Taylor Swift has changed for the worse on Reputation

If the old Taylor is dead, we're hoping for a resurrection


On Look What You Made Me Do, the first single from her new album, Taylor Swift declares the “old Taylor” dead. So who is Taylor Swift now? Based on Reputation, she’s mean, entitled, obsessive and certainly jaded. If the old Taylor was the cute nerdy girl with blonde ringlets and oversized plastic glasses in You Belong With Me, the new Taylor is the popular girl she used to sing about: “She wears high heels / I wear sneakers / She’s cheer captain and I’m on the bleachers.”

On her sixth album, the country-turned-pop-star dives deeper into the synthesized, industrial pop sounds she established on her last album, 1989. But whereas those songs had a more upbeat and commercial feel, the 15 tracks on Reputation feel like a final and complete rejection of her pop-country roots, incorporating dubstep, R&B and harder-edged styles of EDM into the mix.

Of course Swift ditched country music long ago, but fans grew with her. It started on 2012’s Red and followed on the fully pop 1989, where she traded her acoustic guitar and banjo for synthesizers, and started to straighten her hair and befriend supermodels. It wasn’t just an image makeover – you could hear the change in her music. Now, her newest batch of songs feel overly done up and superficial, with squeaky synths and drum machine beats fabricated for the club. Her once-dulcet vocals have degenerated into a toneless speak-sing that doesn’t quite qualify as rap.

Opening track …Ready For It? begins dramatically with three pulsating tones in a style that recalls Kanye West’s Black Skinhead. Considering how she lost a social media showdown with him and his wife, Kim Kardashian West, last year, it feels like more than a coincidence. While it’s not exactly a Yeezy dis track, Swift is certainly standing her ground with lines like “I see nothing better, I keep him forever / Like a vendetta-ta,” followed later by “Baby, let the games begin.” She over-enunciates her words and half-raps unconvincingly. An air of confidence comes through more strongly than on previous outings, but she also sounds entitled and spiteful. 
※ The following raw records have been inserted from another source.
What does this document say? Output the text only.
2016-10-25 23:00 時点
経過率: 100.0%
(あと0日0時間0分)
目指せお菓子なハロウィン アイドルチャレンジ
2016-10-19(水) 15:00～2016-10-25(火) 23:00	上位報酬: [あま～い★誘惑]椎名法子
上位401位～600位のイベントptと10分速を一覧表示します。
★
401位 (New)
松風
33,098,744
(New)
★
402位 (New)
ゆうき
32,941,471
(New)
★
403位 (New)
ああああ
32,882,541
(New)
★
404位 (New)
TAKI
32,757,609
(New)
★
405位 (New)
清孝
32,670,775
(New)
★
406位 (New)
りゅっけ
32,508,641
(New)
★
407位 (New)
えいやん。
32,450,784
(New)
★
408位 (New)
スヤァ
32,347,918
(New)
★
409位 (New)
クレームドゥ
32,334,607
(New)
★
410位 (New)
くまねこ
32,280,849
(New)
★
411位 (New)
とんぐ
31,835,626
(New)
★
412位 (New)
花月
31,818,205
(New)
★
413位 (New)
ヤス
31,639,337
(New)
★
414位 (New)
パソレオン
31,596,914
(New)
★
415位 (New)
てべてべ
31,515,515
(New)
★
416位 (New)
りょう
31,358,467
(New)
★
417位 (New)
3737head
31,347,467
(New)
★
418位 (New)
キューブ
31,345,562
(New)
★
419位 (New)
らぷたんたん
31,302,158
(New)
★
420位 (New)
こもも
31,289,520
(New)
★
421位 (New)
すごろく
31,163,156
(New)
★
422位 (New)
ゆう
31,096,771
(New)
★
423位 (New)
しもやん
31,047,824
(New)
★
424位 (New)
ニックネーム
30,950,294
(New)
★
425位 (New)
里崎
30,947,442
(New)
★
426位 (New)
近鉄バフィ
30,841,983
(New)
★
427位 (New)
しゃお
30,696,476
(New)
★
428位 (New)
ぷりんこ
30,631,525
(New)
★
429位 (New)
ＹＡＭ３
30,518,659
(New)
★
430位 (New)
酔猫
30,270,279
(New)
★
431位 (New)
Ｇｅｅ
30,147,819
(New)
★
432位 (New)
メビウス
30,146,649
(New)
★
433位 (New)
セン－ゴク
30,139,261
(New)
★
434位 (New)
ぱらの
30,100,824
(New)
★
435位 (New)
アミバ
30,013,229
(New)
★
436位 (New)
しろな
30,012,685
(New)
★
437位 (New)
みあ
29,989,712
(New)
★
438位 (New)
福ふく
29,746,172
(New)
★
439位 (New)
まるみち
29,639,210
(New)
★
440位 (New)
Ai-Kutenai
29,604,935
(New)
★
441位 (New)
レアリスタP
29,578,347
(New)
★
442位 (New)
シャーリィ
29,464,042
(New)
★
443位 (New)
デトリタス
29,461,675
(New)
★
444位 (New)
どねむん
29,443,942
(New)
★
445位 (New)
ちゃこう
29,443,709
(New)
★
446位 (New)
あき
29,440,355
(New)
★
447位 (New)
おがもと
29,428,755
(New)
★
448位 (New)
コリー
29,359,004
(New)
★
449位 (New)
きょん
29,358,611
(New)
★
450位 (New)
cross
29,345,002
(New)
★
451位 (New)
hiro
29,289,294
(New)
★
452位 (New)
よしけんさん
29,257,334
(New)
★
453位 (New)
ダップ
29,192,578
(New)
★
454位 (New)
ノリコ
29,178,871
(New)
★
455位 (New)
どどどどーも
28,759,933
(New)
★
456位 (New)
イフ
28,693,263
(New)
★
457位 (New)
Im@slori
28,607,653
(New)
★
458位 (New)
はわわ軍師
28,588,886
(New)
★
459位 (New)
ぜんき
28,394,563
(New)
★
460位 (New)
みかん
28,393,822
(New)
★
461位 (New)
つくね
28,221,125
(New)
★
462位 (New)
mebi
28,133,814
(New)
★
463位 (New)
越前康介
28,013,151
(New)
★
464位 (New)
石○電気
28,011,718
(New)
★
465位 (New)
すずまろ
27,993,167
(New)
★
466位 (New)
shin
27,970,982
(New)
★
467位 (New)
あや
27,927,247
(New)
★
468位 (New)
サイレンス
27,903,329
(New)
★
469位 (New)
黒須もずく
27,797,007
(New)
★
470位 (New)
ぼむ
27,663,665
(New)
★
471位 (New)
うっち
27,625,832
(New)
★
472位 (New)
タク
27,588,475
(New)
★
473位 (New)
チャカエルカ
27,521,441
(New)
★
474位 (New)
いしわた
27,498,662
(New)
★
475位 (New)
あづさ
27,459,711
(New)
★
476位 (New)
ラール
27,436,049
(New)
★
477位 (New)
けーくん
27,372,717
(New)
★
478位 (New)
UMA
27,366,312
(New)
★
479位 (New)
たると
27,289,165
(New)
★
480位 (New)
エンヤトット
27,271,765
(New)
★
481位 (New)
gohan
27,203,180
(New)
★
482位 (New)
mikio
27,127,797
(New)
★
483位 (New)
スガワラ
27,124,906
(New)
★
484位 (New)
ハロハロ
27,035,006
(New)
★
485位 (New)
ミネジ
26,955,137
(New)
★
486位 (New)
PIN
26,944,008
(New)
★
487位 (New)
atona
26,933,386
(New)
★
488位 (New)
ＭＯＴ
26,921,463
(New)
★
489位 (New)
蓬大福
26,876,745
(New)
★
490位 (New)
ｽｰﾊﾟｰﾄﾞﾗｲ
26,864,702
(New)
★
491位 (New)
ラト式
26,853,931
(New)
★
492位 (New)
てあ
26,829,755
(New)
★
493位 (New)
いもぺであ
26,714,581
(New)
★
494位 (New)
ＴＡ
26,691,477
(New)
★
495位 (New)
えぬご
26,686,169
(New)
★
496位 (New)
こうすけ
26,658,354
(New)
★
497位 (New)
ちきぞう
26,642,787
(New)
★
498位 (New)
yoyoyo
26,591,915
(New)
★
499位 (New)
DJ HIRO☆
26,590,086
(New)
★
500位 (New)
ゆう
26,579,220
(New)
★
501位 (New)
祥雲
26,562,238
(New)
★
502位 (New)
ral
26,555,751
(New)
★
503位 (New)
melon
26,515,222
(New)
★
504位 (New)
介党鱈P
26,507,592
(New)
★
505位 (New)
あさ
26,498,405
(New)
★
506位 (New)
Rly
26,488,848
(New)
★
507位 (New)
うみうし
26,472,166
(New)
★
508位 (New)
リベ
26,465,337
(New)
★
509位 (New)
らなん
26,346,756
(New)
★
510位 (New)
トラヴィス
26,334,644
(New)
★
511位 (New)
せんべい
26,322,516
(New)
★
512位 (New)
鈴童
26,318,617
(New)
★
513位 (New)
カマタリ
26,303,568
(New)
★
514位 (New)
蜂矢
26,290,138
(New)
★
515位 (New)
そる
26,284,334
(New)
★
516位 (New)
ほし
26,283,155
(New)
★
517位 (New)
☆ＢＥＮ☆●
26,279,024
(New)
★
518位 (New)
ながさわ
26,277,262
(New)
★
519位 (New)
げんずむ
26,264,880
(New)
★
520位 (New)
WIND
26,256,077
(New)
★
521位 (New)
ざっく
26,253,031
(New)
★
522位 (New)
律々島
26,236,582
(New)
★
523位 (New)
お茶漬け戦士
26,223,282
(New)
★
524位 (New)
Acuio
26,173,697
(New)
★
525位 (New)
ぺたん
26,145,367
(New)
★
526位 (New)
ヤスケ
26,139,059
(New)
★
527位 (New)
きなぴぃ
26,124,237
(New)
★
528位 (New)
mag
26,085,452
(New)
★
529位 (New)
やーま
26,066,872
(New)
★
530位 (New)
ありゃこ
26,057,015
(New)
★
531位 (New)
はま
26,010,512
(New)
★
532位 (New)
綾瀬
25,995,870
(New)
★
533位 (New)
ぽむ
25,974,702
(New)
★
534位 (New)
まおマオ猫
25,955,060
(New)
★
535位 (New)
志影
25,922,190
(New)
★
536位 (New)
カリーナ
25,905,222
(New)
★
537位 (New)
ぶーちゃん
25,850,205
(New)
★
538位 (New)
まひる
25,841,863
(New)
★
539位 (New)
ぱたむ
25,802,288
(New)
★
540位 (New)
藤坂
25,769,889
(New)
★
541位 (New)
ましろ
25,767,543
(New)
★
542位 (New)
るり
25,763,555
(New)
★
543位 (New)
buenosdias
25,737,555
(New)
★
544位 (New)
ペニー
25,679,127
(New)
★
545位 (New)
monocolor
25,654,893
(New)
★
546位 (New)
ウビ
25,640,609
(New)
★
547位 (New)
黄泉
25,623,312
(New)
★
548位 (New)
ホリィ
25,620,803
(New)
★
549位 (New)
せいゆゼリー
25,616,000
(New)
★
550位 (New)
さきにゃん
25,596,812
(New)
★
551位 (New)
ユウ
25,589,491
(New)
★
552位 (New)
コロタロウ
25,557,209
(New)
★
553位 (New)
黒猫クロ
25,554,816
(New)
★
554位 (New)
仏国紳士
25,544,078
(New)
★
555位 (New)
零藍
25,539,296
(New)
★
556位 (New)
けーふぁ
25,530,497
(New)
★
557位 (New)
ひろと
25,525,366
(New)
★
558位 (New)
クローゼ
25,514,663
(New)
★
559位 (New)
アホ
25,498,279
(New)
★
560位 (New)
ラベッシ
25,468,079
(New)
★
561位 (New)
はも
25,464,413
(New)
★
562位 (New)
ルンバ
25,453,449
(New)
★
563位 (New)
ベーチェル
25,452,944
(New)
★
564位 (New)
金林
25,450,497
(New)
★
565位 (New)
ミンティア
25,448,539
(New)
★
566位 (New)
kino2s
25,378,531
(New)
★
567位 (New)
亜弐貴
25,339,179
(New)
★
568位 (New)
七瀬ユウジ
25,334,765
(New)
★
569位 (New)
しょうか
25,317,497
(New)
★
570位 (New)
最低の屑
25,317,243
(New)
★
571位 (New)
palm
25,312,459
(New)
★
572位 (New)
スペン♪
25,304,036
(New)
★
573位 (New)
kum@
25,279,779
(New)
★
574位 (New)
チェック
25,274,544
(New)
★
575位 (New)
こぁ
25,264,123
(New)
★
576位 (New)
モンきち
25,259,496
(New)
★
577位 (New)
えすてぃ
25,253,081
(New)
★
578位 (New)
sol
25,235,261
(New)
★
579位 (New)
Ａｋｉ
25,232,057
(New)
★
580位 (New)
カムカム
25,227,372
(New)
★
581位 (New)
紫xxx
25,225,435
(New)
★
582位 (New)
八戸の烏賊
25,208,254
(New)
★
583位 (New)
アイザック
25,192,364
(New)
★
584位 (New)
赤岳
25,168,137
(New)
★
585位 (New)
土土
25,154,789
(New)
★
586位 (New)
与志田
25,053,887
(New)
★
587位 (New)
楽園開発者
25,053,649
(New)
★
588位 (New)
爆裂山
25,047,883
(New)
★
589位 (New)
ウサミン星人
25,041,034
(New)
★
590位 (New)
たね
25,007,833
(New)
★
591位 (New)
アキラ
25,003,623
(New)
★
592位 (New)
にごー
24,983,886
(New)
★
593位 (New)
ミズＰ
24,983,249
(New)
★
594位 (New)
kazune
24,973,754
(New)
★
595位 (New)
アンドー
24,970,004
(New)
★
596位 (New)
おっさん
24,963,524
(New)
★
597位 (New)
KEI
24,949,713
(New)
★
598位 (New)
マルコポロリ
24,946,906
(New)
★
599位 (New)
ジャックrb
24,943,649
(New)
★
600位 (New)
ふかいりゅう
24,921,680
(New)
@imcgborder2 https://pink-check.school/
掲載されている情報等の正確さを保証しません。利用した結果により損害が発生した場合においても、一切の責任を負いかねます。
The songs that follow don’t sway from this path. In fact, Swift’s convictions get even more intense. On power-pop anthem End Game (featuring rapper Future and Ed Sheeran), Swift fixates on her “big reputation” and what’s at stake when drama inevitably finds her. I Did Something Bad opens with the line “I never trust a narcissist but they love me,” before admitting that she’s always one step ahead of everyone trying to bring her down. If this is Swift’s new world view, it’s a destructive, unsympathetic and ugly one.

Preserving her reputation comes up again on electro-pop banger Look What You Made Me Do, one of six songs produced by Jack Antonoff. Swedish super-producer Max Martin, who’s produced a number of Swift’s poppiest hits (Shake It Off, Bad Blood), co-wrote and produced the remaining songs, including Delicate, a throwback to the 80s-inspired synth sounds of 1989 and one of the few times Swift reveals any vulnerability, which used to be her strength.

There’s nothing wrong with pop artists growing and evolving, changing their sound, their image and what they stand for. Rihanna, for example, has gone from carefree island girl to bold, gives-zero-fucks boss bitch. She’s traded reggae for the same EDM sounds that Swift favours here (in fact Swift co-wrote Rihanna’s 2016 smash Calvin Harris collaboration, This Is What You Came For) and yet never had to kill the “old Rihanna” for fans to embrace her. 

Throughout Reputation, Swift’s desire to sound self-assured comes across as vindictive. She’s still worried about what the guy thinks of her, what people are saying about her and, clearly, her reputation. Swift might have transformed into the popular girl, but by all accounts, she’s still stuck in high school. Unfortunately for her, many fans are over it.